The evolution of military weaponry must become more destructive, more indiscriminate and vaguely impersonal. The slogan “destroy the enemy’s will to fight”, often accompanied by dehumanizing propaganda, became the justification during World War II for the large-scale destruction of non-military targets and the slaughter of non-combatants. It was possible because it was done remotely, impersonally.

But drones have made warfare personal, humanized the enemy, challenged the moral sense of the operator, often destroyed his self-image and – in the case of Captain Kevin Larson, recounted in the article – cost his life.

Unfortunately, we have come to accept him as another casualty of war.

K.Neal Snyder
Columbus, Ohio
The author is a retired Air Force Colonel.

For the editor:

Regarding “The Culture Wars Have Gone Global”, by David Brooks (column, Sunday Review, April 10):

After decades of pundits selling us the democratizing magic of globalization, it turns out that much of the world actively rejects Western values. But that should come as no surprise.
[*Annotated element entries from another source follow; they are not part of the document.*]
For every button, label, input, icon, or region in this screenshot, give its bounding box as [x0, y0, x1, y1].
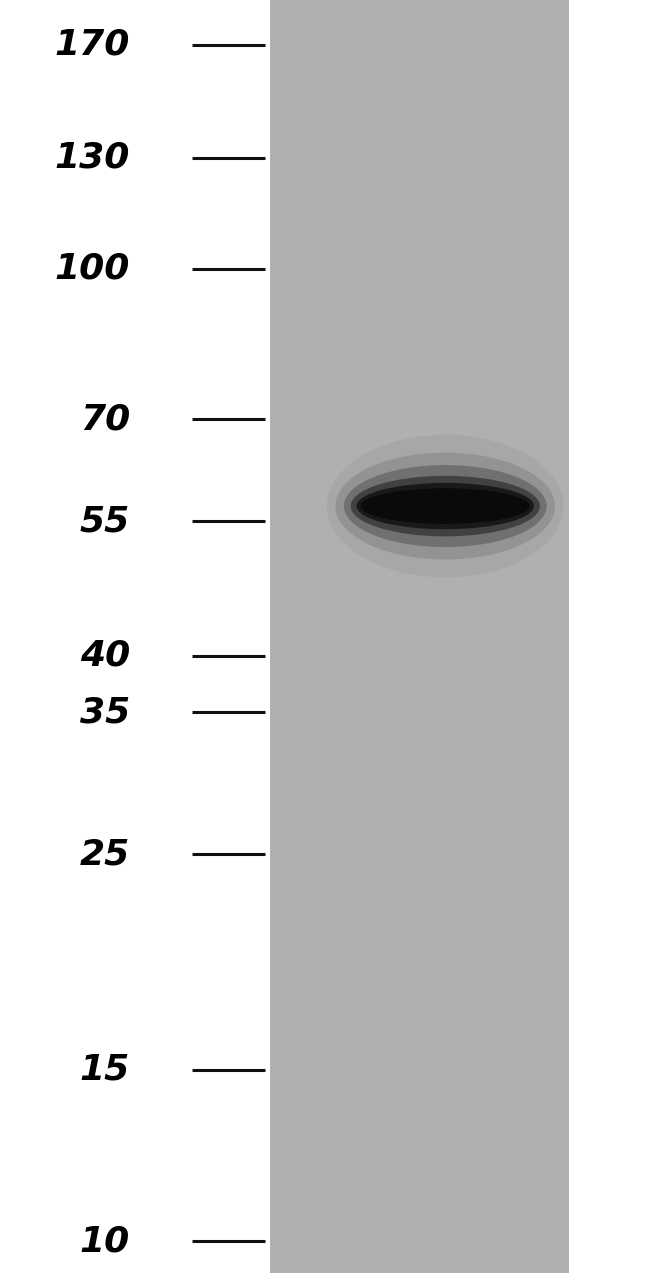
Text: 10: 10 [80, 1225, 130, 1258]
Ellipse shape [327, 435, 564, 578]
Text: 130: 130 [55, 141, 130, 174]
Text: 15: 15 [80, 1053, 130, 1087]
Text: 55: 55 [80, 504, 130, 538]
Ellipse shape [361, 489, 530, 524]
Text: 35: 35 [80, 695, 130, 729]
Text: 170: 170 [55, 28, 130, 61]
Ellipse shape [357, 482, 534, 530]
Text: 100: 100 [55, 252, 130, 285]
Ellipse shape [350, 476, 540, 536]
Text: 25: 25 [80, 838, 130, 871]
Ellipse shape [344, 465, 547, 547]
Text: 70: 70 [80, 402, 130, 437]
Text: 40: 40 [80, 639, 130, 672]
Ellipse shape [335, 453, 555, 560]
Bar [270, 0, 569, 1273]
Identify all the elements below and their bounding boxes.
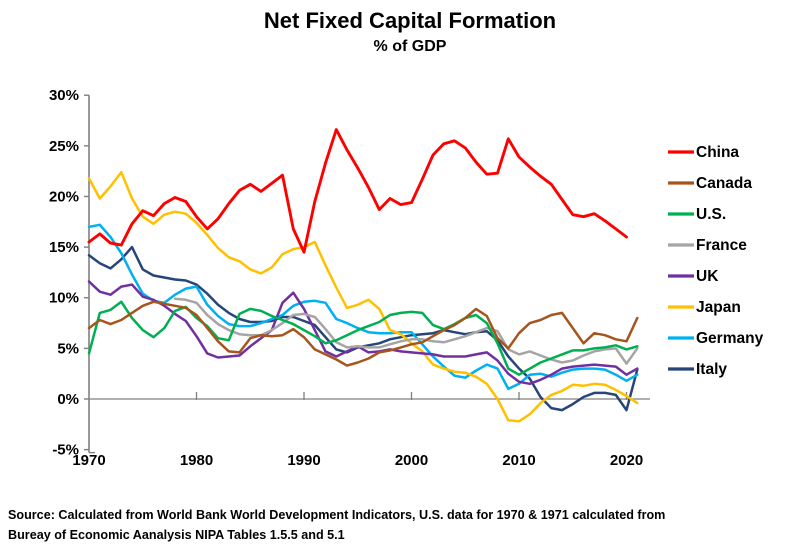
source-line-2: Bureay of Economic Aanalysis NIPA Tables… (8, 528, 345, 542)
x-tick-label: 2020 (610, 452, 643, 469)
source-note: Source: Calculated from World Bank World… (8, 505, 792, 545)
y-tick-label: 10% (49, 290, 79, 307)
chart-subtitle: % of GDP (373, 38, 447, 55)
y-tick-label: 15% (49, 239, 79, 256)
x-tick-label: 2000 (395, 452, 428, 469)
legend-label: Japan (696, 299, 741, 316)
legend-item-china: China (668, 144, 739, 161)
series-line-china (87, 128, 628, 254)
chart-title: Net Fixed Capital Formation (263, 8, 557, 33)
source-line-1: Source: Calculated from World Bank World… (8, 508, 666, 522)
series-line-japan (87, 170, 639, 423)
series-line-germany (87, 223, 639, 391)
legend-item-uk: UK (668, 268, 719, 285)
x-tick-label: 1990 (287, 452, 320, 469)
legend: China Canada U.S. France UK Japan Germany Italy (668, 144, 764, 378)
legend-item-canada: Canada (668, 175, 752, 192)
legend-label: UK (696, 268, 719, 285)
legend-label: Italy (696, 361, 727, 378)
y-tick-label: 0% (57, 391, 79, 408)
axes: 30% 25% 20% 15% 10% 5% 0% -5%1970 1980 1990 2000 20… (49, 87, 650, 469)
x-tick-label: 1970 (72, 452, 105, 469)
line-chart: 30% 25% 20% 15% 10% 5% 0% -5%1970 1980 1990 2000 20… (49, 87, 764, 469)
legend-item-france: France (668, 237, 747, 254)
series-line-canada (87, 300, 639, 367)
legend-item-japan: Japan (668, 299, 741, 316)
y-tick-label: -5% (52, 442, 79, 459)
y-tick-label: 20% (49, 188, 79, 205)
series-lines (87, 128, 639, 423)
series-line-france (173, 297, 639, 365)
legend-item-italy: Italy (668, 361, 727, 378)
legend-label: China (696, 144, 739, 161)
legend-item-germany: Germany (668, 330, 764, 347)
legend-label: Germany (696, 330, 764, 347)
x-tick-label: 2010 (502, 452, 535, 469)
x-tick-label: 1980 (180, 452, 213, 469)
y-tick-label: 30% (49, 87, 79, 104)
legend-label: France (696, 237, 747, 254)
legend-label: U.S. (696, 206, 726, 223)
legend-label: Canada (696, 175, 752, 192)
y-tick-label: 5% (57, 340, 79, 357)
series-line-us (87, 300, 639, 376)
y-tick-label: 25% (49, 138, 79, 155)
series-line-uk (87, 280, 639, 386)
legend-item-us: U.S. (668, 206, 726, 223)
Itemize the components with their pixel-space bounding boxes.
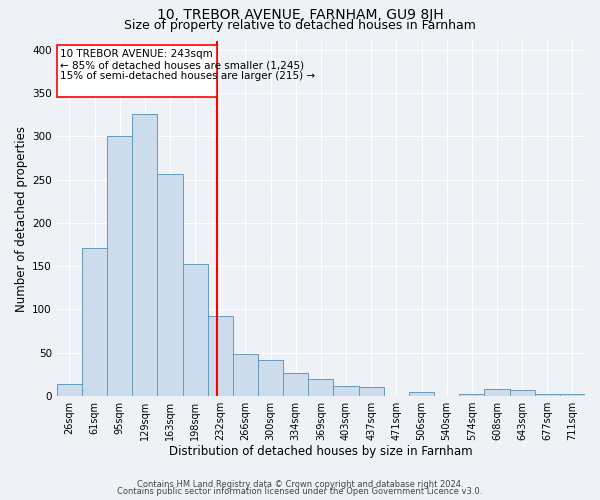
Bar (535, 394, 560, 396)
Bar (57, 384, 82, 396)
Text: Size of property relative to detached houses in Farnham: Size of property relative to detached ho… (124, 18, 476, 32)
Bar (132, 114, 157, 396)
Bar (359, 388, 384, 396)
Bar (409, 392, 434, 396)
Bar (182, 264, 208, 396)
Bar (484, 389, 509, 396)
Bar (208, 316, 233, 396)
Text: 10, TREBOR AVENUE, FARNHAM, GU9 8JH: 10, TREBOR AVENUE, FARNHAM, GU9 8JH (157, 8, 443, 22)
Bar (509, 390, 535, 396)
Y-axis label: Number of detached properties: Number of detached properties (15, 126, 28, 312)
Bar (258, 360, 283, 396)
Text: 15% of semi-detached houses are larger (215) →: 15% of semi-detached houses are larger (… (60, 72, 315, 82)
Text: 10 TREBOR AVENUE: 243sqm: 10 TREBOR AVENUE: 243sqm (60, 49, 212, 59)
Text: ← 85% of detached houses are smaller (1,245): ← 85% of detached houses are smaller (1,… (60, 60, 304, 70)
Bar (283, 372, 308, 396)
FancyBboxPatch shape (57, 46, 217, 98)
Bar (157, 174, 182, 396)
Bar (308, 379, 334, 396)
Text: Contains public sector information licensed under the Open Government Licence v3: Contains public sector information licen… (118, 487, 482, 496)
Bar (82, 248, 107, 396)
Bar (560, 394, 585, 396)
Text: Contains HM Land Registry data © Crown copyright and database right 2024.: Contains HM Land Registry data © Crown c… (137, 480, 463, 489)
Bar (233, 354, 258, 396)
Bar (459, 394, 484, 396)
Bar (334, 386, 359, 396)
X-axis label: Distribution of detached houses by size in Farnham: Distribution of detached houses by size … (169, 444, 473, 458)
Bar (107, 136, 132, 396)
The world is big. It is filled with the diversity that the West claims to value. As globalization progresses, it naturally adapts to the culture — and values ​​— of the country that adopts it.

To assume that China, for example, would somehow resemble the West and embrace its democratic values ​​in response to globalization ignores the power of culture and reflects Western bias.

It is not because our values ​​have been rejected somewhere that globalization is dead. Technology ensures that globalization will continue to progress, but its progress will be independent of our values, and according to the values ​​of the cultures participating in its march. The failure of globalization, if there is one, lies in the West’s assumption that globalization looks and feels Western.

The irony is that the word “globalization” itself implies an embrace of all things and in many ways, not just the Western way.

Dean Foster
brooklyn
The author is the founder and president of Dean Foster Global Cultures, an advisory organization for businesses working globally.